Background information
- Born: Forrest Scott Kline November 7, 1983 (age 42) Ashland, Oregon, U.S.
- Occupations: Musician; songwriter; record producer;
- Instruments: Guitar; keyboards; vocals; ukulele; banjo; bass guitar; mandolin;
- Label: Drive-Thru
- Member of: Hellogoodbye
- Website: www.hellogoodbye.net

= Forrest Kline =

American singer-songwriter (born 1983)

Forrest Scott Kline (born November 7, 1983) is an American musician, singer, songwriter, and guitarist.
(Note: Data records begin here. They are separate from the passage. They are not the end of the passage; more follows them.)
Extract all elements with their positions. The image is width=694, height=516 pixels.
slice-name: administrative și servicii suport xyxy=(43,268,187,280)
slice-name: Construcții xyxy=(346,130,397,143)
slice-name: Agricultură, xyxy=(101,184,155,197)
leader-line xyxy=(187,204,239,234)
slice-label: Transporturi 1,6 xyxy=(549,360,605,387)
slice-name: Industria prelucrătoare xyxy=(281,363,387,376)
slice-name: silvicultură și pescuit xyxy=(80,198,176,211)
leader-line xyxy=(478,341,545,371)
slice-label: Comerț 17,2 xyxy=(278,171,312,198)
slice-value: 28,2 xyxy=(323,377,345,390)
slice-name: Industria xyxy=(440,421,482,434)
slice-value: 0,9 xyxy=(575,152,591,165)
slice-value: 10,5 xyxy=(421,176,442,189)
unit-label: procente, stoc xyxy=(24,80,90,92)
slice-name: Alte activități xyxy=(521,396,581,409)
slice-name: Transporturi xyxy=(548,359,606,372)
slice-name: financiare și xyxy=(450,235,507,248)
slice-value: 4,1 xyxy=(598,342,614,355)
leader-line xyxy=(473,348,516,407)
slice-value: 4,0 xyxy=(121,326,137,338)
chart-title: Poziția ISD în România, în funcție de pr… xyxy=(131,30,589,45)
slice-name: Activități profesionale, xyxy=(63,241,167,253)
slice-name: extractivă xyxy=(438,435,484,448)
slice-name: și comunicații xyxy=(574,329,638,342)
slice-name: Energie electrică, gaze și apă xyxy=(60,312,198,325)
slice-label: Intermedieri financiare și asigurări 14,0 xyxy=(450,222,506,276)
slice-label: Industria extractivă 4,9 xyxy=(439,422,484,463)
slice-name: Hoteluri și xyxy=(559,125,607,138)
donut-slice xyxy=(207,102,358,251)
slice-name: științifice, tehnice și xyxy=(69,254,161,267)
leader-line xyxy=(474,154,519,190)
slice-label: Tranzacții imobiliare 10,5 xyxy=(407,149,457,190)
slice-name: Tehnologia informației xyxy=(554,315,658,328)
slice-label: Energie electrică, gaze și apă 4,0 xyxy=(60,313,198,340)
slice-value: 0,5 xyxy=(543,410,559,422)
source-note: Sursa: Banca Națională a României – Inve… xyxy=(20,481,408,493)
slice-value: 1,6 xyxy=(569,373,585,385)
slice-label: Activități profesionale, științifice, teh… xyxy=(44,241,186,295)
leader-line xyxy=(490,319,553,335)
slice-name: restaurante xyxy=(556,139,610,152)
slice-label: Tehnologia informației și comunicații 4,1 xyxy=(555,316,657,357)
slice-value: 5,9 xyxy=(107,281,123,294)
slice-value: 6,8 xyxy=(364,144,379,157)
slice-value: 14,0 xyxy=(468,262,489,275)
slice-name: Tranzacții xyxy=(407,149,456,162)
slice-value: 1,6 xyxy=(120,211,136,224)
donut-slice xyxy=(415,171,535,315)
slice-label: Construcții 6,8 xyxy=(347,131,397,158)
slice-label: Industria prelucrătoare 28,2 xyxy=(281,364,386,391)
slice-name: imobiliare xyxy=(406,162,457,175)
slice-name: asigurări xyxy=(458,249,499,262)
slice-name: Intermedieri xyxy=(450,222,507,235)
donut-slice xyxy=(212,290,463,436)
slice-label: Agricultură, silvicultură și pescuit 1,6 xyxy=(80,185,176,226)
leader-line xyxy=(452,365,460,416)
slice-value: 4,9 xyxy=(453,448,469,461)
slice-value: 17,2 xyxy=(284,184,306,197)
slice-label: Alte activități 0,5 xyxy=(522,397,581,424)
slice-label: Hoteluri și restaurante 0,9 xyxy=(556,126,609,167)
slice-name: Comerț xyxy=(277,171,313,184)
He is the lead vocalist of the power pop band Hellogoodbye.

==Early life==
He is of German descent and spent most of his childhood in Huntington Beach, California and in Palm Desert, California, and attended Huntington Beach High School, along with ex-bandmate Jesse Kurvink, during his teenage years.

==Music career==
As part of Hellogoodbye, he won the MTV2 Dew Circuit Breakout contest.

Kline produced and recorded Never Shout Never's The Summer EP.

In 2010, he wrote or co-wrote the songs as well as produced Hellogoodbye's second LP Would It Kill You?.

==Personal life==
On June 25, 2010, Kline married his girlfriend of six years, Chelsea, with whom he lives in Long Beach, California.

A former vegan, Kline is pescatarian and supports the animal rights group People for the Ethical Treatment of Animals (PETA).